# ScopeBench Interactive Quickstart Notebook

This notebook walks through installation, template selection, plan editing, API usage, and Python integration.


## 0) Environment setup
Run this once in a fresh environment.


In [None]:
# %pip install -U pip
# %pip install -e ".[dev]"
import sys
print(sys.version)


## 1) Run CLI quickstarts


In [None]:
import json, subprocess

def run_json(cmd: str):
    out = subprocess.check_output(cmd, shell=True, text=True)
    try:
        return json.loads(out)
    except json.JSONDecodeError:
        return {"raw": out}

quickstart = run_json("scopebench quickstart --json")
coding = run_json("scopebench coding-quickstart --json")
quickstart.get("decision"), coding.get("decision")


## 2) Template selection
Compare outcomes by changing `preset` values.


In [None]:
import tempfile, textwrap

plan_path = "examples/coding_small.patch.plan.yaml"

def evaluate_with_preset(preset: str):
    contract = textwrap.dedent(f'''
    goal: "Fix flaky test"
    preset: {preset}
    ''').strip()
    with tempfile.NamedTemporaryFile("w", suffix=".yaml", delete=False) as f:
        f.write(contract)
        contract_path = f.name
    out = subprocess.check_output(
        f"scopebench run {contract_path} {plan_path} --json", shell=True, text=True
    )
    data = json.loads(out)
    return {"preset": preset, "decision": data.get("decision"), "scores": data.get("scores", {})}

[evaluate_with_preset(p) for p in ["personal", "team", "enterprise", "regulated"]]


## 3) Plan editing sandbox
Edit the plan text to make it more/less proportional and re-run.


In [None]:
import pathlib

plan_text = pathlib.Path("examples/phone_charge.plan.yaml").read_text()
print(plan_text[:600])


In [None]:
edited_plan = plan_text.replace("deploy", "prototype")  # example small scope reduction
tmp_plan = tempfile.NamedTemporaryFile("w", suffix=".yaml", delete=False)
_ = tmp_plan.write(edited_plan)
tmp_plan.close()

result = subprocess.check_output(
    f"scopebench run examples/phone_charge.contract.yaml {tmp_plan.name} --json",
    shell=True,
    text=True,
)
json.loads(result).get("decision")


## 4) API usage (`/evaluate`)
Make sure `scopebench serve --host 0.0.0.0 --port 8080` is running in another terminal first.


In [None]:
import requests

payload = {
    "contract": {"goal": "Fix failing unit test", "preset": "team"},
    "plan": {
        "task": "Fix failing unit test",
        "steps": [
            {"id": "1", "description": "Read failing test", "tool": "git_read"},
            {"id": "2", "description": "Apply minimal patch", "tool": "git_patch", "depends_on": ["1"]},
            {"id": "3", "description": "Run targeted test", "tool": "pytest", "depends_on": ["2"]}
        ]
    },
    "include_summary": True,
    "include_next_steps": True,
    "include_patch": True,
    "include_telemetry": True
}
resp = requests.post("http://localhost:8080/evaluate", json=payload, timeout=15)
resp.status_code, resp.json().get("decision"), resp.json().get("summary")

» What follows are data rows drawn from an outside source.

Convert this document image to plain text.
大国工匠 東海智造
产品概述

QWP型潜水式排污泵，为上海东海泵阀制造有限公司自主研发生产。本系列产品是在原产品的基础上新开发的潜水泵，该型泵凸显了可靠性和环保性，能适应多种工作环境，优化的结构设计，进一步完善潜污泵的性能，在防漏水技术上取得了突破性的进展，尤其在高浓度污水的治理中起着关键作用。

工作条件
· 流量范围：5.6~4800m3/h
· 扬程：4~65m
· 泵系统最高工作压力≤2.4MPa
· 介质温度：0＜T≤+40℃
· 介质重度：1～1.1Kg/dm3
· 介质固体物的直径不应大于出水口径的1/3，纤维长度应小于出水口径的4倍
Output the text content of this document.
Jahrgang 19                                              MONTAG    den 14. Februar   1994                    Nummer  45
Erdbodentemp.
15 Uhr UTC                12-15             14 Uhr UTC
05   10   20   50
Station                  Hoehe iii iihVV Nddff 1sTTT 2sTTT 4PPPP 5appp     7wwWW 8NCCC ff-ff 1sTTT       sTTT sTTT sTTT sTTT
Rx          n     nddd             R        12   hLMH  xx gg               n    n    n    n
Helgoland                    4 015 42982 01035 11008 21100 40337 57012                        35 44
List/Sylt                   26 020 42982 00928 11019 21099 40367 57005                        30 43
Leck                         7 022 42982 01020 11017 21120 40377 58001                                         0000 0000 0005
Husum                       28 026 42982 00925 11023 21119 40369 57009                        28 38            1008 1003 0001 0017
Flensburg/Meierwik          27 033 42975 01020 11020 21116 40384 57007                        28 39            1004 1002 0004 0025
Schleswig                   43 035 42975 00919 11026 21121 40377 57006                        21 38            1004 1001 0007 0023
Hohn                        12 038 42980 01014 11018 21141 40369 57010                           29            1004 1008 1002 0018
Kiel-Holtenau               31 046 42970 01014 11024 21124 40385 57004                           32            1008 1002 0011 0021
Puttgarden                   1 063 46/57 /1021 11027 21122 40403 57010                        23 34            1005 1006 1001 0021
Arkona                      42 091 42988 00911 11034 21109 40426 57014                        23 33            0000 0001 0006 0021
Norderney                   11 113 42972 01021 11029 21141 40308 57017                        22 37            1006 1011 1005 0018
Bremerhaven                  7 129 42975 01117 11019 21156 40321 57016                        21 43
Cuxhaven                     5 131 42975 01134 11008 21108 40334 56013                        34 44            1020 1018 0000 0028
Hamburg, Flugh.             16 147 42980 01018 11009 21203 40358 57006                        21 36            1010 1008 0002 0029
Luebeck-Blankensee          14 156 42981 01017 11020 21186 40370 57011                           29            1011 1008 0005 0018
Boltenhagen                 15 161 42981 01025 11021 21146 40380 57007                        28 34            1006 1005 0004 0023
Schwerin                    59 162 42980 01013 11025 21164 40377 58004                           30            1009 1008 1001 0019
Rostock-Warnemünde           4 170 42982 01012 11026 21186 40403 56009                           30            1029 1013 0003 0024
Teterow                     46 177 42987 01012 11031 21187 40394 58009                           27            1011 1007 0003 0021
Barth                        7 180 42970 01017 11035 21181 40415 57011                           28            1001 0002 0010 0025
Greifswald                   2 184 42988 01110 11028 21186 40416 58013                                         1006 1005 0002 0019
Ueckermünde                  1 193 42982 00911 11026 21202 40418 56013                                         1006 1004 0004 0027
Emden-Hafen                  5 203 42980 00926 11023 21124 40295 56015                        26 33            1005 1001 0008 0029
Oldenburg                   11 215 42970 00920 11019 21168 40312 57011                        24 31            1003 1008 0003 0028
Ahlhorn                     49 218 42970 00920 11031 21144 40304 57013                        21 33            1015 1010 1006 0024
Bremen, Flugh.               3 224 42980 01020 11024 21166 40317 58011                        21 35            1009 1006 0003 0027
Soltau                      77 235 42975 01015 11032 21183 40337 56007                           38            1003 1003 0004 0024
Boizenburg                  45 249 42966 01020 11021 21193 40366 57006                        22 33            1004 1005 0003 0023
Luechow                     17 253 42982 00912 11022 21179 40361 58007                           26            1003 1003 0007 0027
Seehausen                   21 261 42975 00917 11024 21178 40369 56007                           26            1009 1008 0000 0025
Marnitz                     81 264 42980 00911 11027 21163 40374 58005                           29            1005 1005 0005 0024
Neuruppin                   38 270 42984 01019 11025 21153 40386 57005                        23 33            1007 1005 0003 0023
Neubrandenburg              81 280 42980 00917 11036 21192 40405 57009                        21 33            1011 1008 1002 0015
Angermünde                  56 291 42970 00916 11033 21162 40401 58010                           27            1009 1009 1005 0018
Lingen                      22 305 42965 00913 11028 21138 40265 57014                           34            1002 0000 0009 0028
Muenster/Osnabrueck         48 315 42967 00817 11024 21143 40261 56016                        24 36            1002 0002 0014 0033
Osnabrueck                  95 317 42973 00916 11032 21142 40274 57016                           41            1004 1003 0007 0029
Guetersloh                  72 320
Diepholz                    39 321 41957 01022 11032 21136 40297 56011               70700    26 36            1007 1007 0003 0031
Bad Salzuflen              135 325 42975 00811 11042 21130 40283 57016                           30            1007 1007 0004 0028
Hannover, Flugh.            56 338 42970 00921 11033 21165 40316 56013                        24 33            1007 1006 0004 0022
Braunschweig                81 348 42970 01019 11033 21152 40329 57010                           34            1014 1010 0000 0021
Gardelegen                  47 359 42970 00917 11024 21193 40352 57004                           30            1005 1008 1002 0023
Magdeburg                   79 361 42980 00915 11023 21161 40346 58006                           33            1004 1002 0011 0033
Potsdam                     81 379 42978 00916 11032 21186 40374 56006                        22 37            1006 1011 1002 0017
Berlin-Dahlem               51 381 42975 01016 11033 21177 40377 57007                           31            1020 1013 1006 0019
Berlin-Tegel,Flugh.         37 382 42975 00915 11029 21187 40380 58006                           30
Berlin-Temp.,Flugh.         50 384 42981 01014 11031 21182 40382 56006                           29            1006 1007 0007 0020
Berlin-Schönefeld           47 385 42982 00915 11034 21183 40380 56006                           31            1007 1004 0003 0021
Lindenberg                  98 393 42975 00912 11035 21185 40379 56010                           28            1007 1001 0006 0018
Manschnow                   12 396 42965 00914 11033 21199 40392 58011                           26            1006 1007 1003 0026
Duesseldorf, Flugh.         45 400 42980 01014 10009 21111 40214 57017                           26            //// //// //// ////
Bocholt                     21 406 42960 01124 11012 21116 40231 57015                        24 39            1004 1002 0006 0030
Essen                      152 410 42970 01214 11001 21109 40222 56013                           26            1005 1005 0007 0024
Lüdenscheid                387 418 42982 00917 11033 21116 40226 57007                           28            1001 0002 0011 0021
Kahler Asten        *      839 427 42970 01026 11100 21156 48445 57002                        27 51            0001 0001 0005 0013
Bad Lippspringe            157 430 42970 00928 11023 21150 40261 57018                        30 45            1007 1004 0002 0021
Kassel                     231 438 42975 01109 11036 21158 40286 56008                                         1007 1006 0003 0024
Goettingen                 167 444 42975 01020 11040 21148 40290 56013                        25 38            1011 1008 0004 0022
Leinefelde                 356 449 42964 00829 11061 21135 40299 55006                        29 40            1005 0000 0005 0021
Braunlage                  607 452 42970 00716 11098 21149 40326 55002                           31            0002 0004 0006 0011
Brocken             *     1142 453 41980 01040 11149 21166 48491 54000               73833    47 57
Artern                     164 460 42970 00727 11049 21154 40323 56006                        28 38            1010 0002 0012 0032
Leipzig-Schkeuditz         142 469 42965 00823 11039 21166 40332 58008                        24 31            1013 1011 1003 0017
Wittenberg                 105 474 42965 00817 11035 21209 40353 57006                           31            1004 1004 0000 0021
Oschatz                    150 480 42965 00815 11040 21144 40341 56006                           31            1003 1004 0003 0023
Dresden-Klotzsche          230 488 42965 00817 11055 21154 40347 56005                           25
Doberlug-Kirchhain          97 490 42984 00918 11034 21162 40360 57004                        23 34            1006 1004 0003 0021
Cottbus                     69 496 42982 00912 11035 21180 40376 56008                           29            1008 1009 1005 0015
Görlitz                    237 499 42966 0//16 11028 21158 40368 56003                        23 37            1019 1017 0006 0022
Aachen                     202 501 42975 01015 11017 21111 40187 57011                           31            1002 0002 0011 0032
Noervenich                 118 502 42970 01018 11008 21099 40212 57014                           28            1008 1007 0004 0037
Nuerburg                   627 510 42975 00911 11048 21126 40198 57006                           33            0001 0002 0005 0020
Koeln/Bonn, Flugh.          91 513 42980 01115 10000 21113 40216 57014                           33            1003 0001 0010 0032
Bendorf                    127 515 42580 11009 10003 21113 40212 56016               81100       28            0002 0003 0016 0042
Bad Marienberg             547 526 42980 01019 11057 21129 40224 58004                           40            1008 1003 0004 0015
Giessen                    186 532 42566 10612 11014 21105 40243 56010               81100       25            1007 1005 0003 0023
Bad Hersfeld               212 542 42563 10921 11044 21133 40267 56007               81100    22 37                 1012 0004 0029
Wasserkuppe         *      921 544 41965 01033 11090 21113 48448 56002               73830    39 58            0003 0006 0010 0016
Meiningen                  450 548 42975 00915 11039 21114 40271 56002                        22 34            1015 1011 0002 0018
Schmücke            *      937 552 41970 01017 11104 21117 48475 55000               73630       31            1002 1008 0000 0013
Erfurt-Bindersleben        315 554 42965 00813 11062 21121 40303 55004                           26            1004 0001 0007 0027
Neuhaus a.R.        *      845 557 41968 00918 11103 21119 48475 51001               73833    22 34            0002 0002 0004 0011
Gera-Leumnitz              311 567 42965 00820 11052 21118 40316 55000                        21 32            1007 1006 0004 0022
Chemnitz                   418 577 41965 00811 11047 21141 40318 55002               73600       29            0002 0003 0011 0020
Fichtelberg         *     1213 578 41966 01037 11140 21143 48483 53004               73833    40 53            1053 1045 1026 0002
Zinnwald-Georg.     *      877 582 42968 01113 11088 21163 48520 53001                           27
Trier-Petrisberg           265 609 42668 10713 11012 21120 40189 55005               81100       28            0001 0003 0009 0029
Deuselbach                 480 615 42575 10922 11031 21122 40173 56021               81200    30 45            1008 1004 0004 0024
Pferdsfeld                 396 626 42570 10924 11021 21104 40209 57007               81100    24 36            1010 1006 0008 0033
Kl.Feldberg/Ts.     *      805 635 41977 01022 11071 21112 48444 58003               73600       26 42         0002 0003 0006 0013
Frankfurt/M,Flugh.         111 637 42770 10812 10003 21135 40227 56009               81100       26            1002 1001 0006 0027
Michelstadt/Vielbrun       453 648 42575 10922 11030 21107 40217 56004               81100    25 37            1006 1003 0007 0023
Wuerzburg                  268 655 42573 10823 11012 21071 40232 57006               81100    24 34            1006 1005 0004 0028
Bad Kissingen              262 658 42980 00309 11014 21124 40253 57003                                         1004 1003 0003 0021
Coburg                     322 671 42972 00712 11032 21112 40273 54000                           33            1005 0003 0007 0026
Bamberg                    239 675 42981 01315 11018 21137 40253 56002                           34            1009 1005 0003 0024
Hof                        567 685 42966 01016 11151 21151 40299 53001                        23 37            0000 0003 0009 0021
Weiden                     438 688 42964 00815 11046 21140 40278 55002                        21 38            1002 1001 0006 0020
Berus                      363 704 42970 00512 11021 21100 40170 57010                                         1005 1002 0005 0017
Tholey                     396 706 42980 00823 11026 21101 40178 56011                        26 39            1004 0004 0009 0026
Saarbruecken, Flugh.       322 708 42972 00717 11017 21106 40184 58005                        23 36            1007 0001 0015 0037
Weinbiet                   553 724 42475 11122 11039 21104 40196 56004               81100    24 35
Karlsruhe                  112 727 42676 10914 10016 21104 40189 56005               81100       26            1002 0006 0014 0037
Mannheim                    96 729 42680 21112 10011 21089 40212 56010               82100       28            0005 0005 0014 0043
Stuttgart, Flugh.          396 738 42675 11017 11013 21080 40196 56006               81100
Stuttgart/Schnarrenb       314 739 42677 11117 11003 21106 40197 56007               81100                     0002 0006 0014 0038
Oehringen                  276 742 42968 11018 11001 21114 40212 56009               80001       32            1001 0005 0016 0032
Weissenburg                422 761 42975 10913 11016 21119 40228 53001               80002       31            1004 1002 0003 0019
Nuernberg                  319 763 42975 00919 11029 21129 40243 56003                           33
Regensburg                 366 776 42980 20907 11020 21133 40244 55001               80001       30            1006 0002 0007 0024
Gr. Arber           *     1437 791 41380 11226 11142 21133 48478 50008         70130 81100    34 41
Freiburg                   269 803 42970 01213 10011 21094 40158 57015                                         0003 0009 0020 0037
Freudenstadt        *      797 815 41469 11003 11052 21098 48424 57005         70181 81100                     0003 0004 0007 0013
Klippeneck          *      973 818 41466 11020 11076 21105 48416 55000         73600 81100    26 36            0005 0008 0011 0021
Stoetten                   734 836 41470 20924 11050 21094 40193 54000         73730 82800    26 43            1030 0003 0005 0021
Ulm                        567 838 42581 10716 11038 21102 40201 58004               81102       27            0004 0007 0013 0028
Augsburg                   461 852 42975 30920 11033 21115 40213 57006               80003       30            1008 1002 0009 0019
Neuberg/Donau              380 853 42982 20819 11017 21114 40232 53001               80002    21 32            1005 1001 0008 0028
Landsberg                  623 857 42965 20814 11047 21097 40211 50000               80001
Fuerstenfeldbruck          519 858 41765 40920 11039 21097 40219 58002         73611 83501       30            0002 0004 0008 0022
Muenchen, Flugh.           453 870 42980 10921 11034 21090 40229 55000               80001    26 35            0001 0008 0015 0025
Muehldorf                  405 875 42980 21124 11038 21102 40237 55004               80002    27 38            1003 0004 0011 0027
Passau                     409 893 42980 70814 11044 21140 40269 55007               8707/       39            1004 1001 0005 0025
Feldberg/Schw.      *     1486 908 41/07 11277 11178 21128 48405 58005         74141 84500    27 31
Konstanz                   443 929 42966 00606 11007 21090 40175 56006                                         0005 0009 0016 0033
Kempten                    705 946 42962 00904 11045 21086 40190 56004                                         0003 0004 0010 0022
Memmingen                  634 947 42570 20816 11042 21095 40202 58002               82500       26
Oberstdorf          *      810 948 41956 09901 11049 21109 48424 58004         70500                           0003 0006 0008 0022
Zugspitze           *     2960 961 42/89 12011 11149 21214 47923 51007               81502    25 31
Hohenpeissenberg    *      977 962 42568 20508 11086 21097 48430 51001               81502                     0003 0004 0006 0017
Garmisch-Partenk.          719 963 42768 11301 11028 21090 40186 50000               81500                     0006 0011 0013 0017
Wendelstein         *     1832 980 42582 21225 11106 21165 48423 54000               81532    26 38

## 5) Integration in Python code


In [None]:
from scopebench.integrations.sdk import evaluate_plan

integration_result = evaluate_plan(
    contract={"goal": "Fix failing unit test", "preset": "team"},
    plan={
        "task": "Fix failing unit test",
        "steps": [
            {"id": "1", "description": "Read failing test", "tool": "git_read"},
            {"id": "2", "description": "Apply minimal patch", "tool": "git_patch", "depends_on": ["1"]},
            {"id": "3", "description": "Run targeted test", "tool": "pytest", "depends_on": ["2"]},
        ]
    },
    include_summary=True,
)
integration_result.get("decision"), integration_result.get("summary")


## 6) Suggested experiments
- Change presets and compare shifts from `ALLOW` to `ASK` or `DENY`.
- Add higher-impact tools to test cumulative scope.
- Compare direct SDK use vs. API mode in your own orchestrator.